Scaling of leaf optical measurements: hemispherical leaf optical measurements will be
made with a full-range (350 – 2500nm) ASD spectroradiometer and Licor integrating sphere
that provides direct measures of reflectance, transmittance and absorption spectra. These
spectra will made for samples from harvested branches + leaves (kept moist and measured
the same day). A portable ASD Field-Spec radiometer with spectral range in the visible and
near-infrared (350-1100 nm) and with a leaf clip apparatus will also be used for
measurements of in-situ leaf spectra. These measurements will be conducted to ensure the
integrity of measurements made from the harvested samples.

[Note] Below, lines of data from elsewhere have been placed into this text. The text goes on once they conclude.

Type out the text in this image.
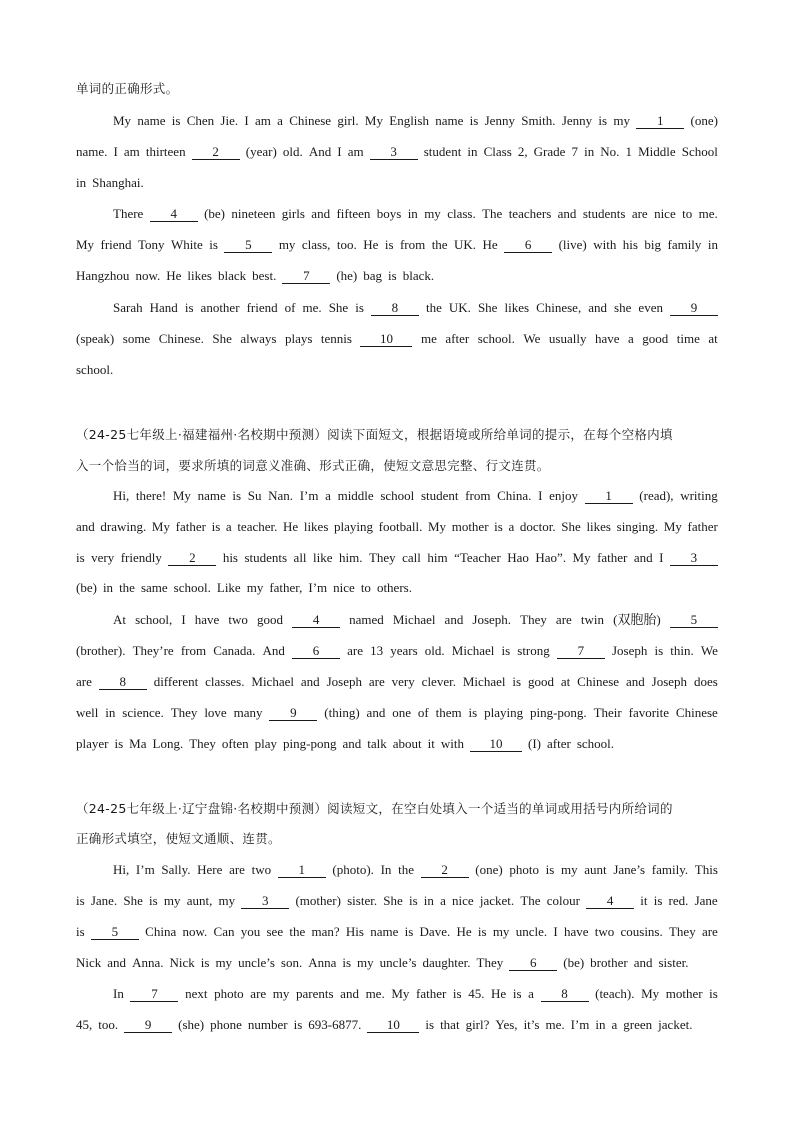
单词的正确形式。
My name is Chen Jie. I am a Chinese girl. My English name is Jenny Smith. Jenny is my	1	(one)
name. I am thirteen	2	(year) old. And I am	3	student in Class 2, Grade 7 in No. 1 Middle School
in Shanghai.
There	4	(be) nineteen girls and fifteen boys in my class. The teachers and students are nice to me.
My friend Tony White is	5	my class, too. He is from the UK. He	6	(live) with his big family in
Hangzhou now. He likes black best.	7	(he) bag is black.
Sarah Hand is another friend of me. She is	8	the UK. She likes Chinese, and she even	9
(speak) some Chinese. She always plays tennis	10	me after school. We usually have a good time at
school.
（24-25七年级上·福建福州·名校期中预测）阅读下面短文，根据语境或所给单词的提示，在每个空格内填
入一个恰当的词，要求所填的词意义准确、形式正确，使短文意思完整、行文连贯。
Hi, there! My name is Su Nan. I’m a middle school student from China. I enjoy	1	(read), writing
and drawing. My father is a teacher. He likes playing football. My mother is a doctor. She likes singing. My father
is very friendly	2	his students all like him. They call him “Teacher Hao Hao”. My father and I	3
(be) in the same school. Like my father, I’m nice to others.
At school, I have two good	4	named Michael and Joseph. They are twin (双胞胎)	5
(brother). They’re from Canada. And	6	are 13 years old. Michael is strong	7	Joseph is thin. We
are	8	different classes. Michael and Joseph are very clever. Michael is good at Chinese and Joseph does
well in science. They love many	9	(thing) and one of them is playing ping-pong. Their favorite Chinese
player is Ma Long. They often play ping-pong and talk about it with	10	(I) after school.
（24-25七年级上·辽宁盘锦·名校期中预测）阅读短文，在空白处填入一个适当的单词或用括号内所给词的
正确形式填空，使短文通顺、连贯。
Hi, I’m Sally. Here are two	1	(photo). In the	2	(one) photo is my aunt Jane’s family. This
is Jane. She is my aunt, my	3	(mother) sister. She is in a nice jacket. The colour	4	it is red. Jane
is	5	China now. Can you see the man? His name is Dave. He is my uncle. I have two cousins. They are
Nick and Anna. Nick is my uncle’s son. Anna is my uncle’s daughter. They	6	(be) brother and sister.
In	7	next photo are my parents and me. My father is 45. He is a	8	(teach). My mother is
45, too.	9	(she) phone number is 693-6877.	10	is that girl? Yes, it’s me. I’m in a green jacket.
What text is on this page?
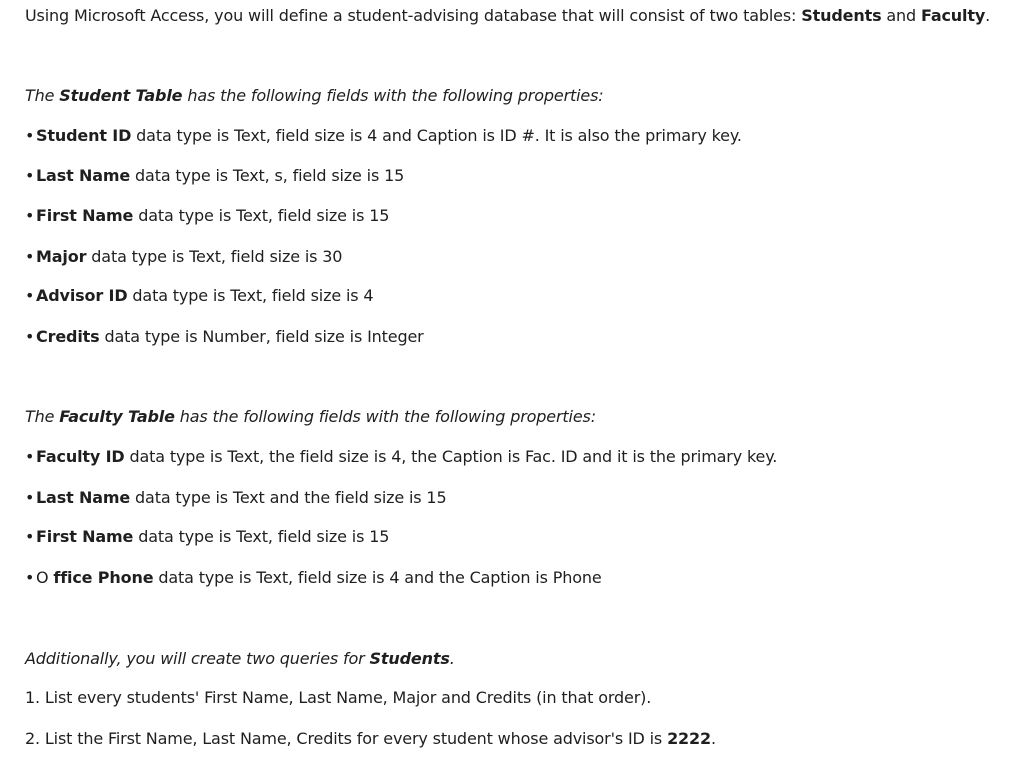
Using Microsoft Access, you will define a student-advising database that will consist of two tables: Students and Faculty.
The Student Table has the following fields with the following properties:
• Student ID data type is Text, field size is 4 and Caption is ID #. It is also the primary key.
• Last Name data type is Text, s, field size is 15
• First Name data type is Text, field size is 15
• Major data type is Text, field size is 30
• Advisor ID data type is Text, field size is 4
• Credits data type is Number, field size is Integer
The Faculty Table has the following fields with the following properties:
• Faculty ID data type is Text, the field size is 4, the Caption is Fac. ID and it is the primary key.
• Last Name data type is Text and the field size is 15
• First Name data type is Text, field size is 15
• O ffice Phone data type is Text, field size is 4 and the Caption is Phone
Additionally, you will create two queries for Students.
1. List every students' First Name, Last Name, Major and Credits (in that order).
2. List the First Name, Last Name, Credits for every student whose advisor's ID is 2222.
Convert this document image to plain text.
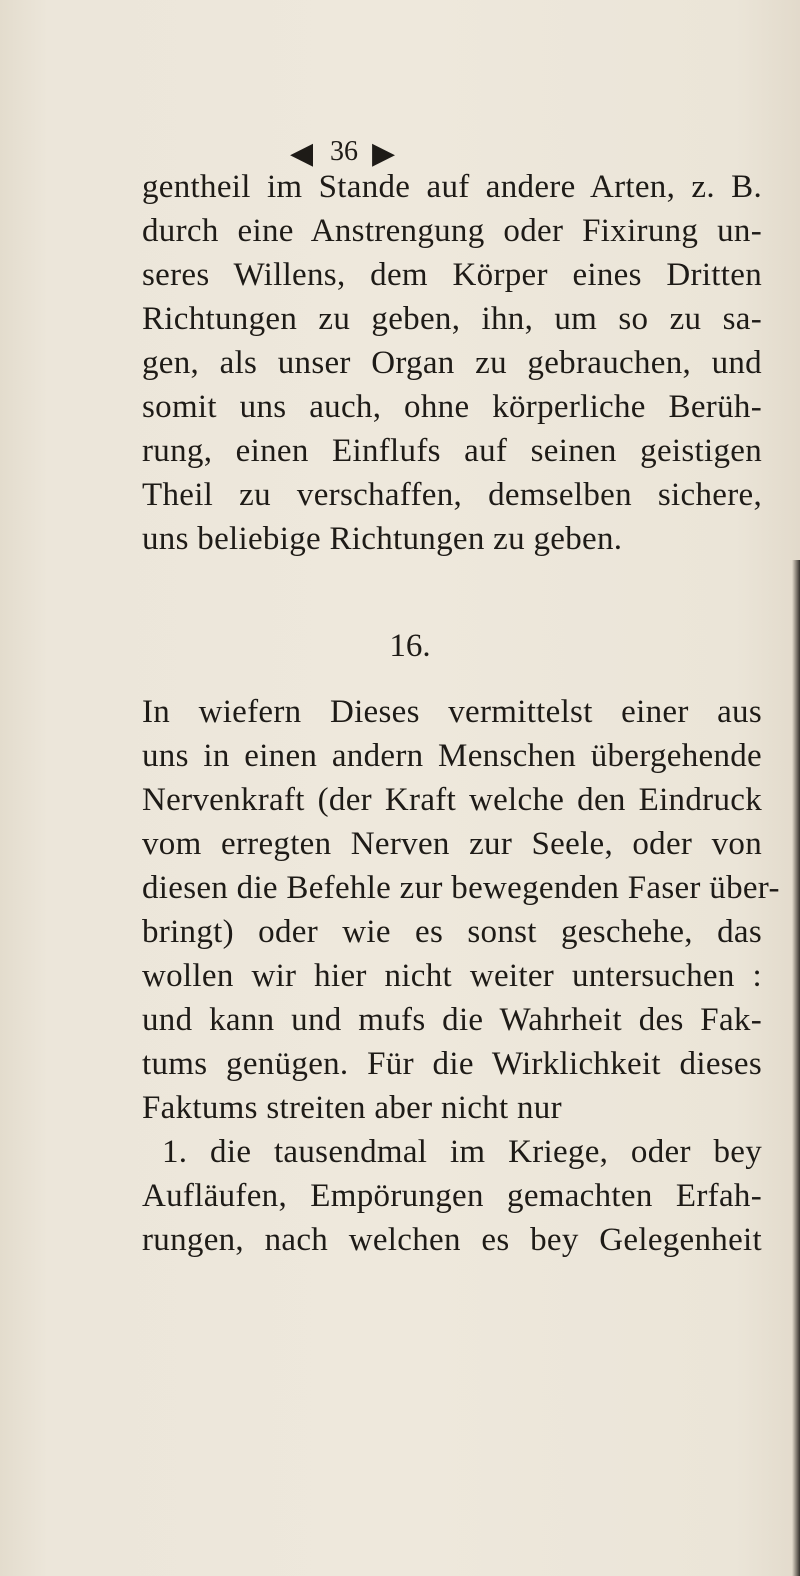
◀ 36 ▶
gentheil im Stande auf andere Arten, z. B.
durch eine Anstrengung oder Fixirung un-
seres Willens, dem Körper eines Dritten
Richtungen zu geben, ihn, um so zu sa-
gen, als unser Organ zu gebrauchen, und
somit uns auch, ohne körperliche Berüh-
rung, einen Einflufs auf seinen geistigen
Theil zu verschaffen, demselben sichere,
uns beliebige Richtungen zu geben.
16.
In wiefern Dieses vermittelst einer aus
uns in einen andern Menschen übergehende
Nervenkraft (der Kraft welche den Eindruck
vom erregten Nerven zur Seele, oder von
diesen die Befehle zur bewegenden Faser über-
bringt) oder wie es sonst geschehe, das
wollen wir hier nicht weiter untersuchen :
und kann und mufs die Wahrheit des Fak-
tums genügen. Für die Wirklichkeit dieses
Faktums streiten aber nicht nur
1. die tausendmal im Kriege, oder bey
Aufläufen, Empörungen gemachten Erfah-
rungen, nach welchen es bey Gelegenheit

The narrowband spectral measurements will be used to derive hyperspectral indices
sensitive to leaf chlorophyll, including the first derivative of the red edge slope at 700-740nm
and the narrow-band versions of vegetation indices, such as EVI. MODIS vegetation
products are derived from broadbands which are unable to capture fine chlorophyll spectral
features and their variation with leaf phenology (see comparison leaf age spectra figure, in
which the more intense red absorption feature of younger leaves and their stronger red-NIR
contrast (from 675nm to 750nm) are masked by the broader red bands common to MODIS
and other satellite sensors). This shows that hyperspectral measures would best depict the
stronger vigor (and metabolism) of younger leaves and the phenological dynamics of
broadband ‘greenness’ measures (from young to old leaves) may behave differently than the
hyperspectral ‘greenness’ measures.
In this study, we aim to relate hyperspectral measures of leaf phenology with concurrent leaf
physiology to best determine how to couple leaf optics with leaf function. Although spectral
absorption in the red is normally correlated with chlorophyll, other factors will need to be
considered including seasonal variations in the presence and extent of epiphyll coatings on the
leaf (epiphyll activity is most pronounced in the humid rainy season and their presence increases
‘red’ absorption, independent of chlorophyll amounts and/or photosynthesis activity (Toomey et
al., 2009).
At the canopy scale, remotely-sensed phenologic dynamics will additionally be influenced by
multiple leaf scattering and multiple species (with some degree of asynchronous behavior). The
high LAI levels common in tropical rainforests cause saturation in the photosynthetically active
spectral region, including the chlorophyll-sensitive spectral regions. Studies have shown that in
such high LAI environments, the best correlations with chlorophyll occur with narrowband spectra
away from the intense absorption regions, either at ~710nm or in the longer wavelengths of the
green peak area (Carter and Knapp 2001). Thus sensitivity to chlorophyll at the canopy scale
would require narrowband spectral measurements.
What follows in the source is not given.